Rickenbacker, Edward Vernon (“Eddie”) (1890–1973), a United States aviator and America's top flying ace in World War I. He was born in Columbus, Ohio. Before the war Rickenbacker was widely known as an automobile racer. In 1917 he accompanied General Pershing to France as a staff driver and then was transferred to the 94th Aero Pursuit Squadron, becoming its commander. This unit, known from its insignia as the “Hat in Ring" Squadron, destroyed 69 enemy planes and balloons. Captain Rickenbacker was credited with 22 planes and 4 balloons. He was awarded the Medal of Honor, the Croix de Guerre, and the Legion d'Honneur.

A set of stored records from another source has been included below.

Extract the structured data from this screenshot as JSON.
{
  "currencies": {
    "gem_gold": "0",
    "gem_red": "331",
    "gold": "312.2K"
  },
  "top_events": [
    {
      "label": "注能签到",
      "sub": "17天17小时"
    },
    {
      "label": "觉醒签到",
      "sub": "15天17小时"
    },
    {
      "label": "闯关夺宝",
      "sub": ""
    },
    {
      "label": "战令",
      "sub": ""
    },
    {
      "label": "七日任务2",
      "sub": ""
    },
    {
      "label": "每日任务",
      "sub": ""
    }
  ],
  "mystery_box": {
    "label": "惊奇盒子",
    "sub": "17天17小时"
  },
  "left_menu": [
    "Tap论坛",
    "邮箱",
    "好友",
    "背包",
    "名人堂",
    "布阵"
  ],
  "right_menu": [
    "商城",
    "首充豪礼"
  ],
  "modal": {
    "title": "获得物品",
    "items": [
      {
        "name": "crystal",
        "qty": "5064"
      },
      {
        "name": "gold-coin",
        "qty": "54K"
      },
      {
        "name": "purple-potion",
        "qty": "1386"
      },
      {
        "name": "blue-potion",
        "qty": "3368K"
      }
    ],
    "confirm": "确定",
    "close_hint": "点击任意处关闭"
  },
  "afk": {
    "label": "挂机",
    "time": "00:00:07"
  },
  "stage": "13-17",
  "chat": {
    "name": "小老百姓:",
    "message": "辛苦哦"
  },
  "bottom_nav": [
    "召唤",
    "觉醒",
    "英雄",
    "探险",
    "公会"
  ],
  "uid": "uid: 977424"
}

After the war Rickenbacker was vice president of the Rickenbacker Motor Co., then entered the aviation industry. He became president of Eastern Air Lines in 1938 and was later its chairman, retiring in 1963. He owned the Indianapolis Motor Speedway, 1927–45. During World War II Rickenbacker was an aviation adviser to the government. In 1942, while he was on a secret mission, his plane was shot down over the Pacific. He and six other men spent three weeks in life rafts before being rescued.

Rickenbacker wrote of his World War I experiences in Fighting the Flying Circus (1919) and of his raft ordeal in Seven Came Through (1943). Rickenbacker (1967) is his autobiography.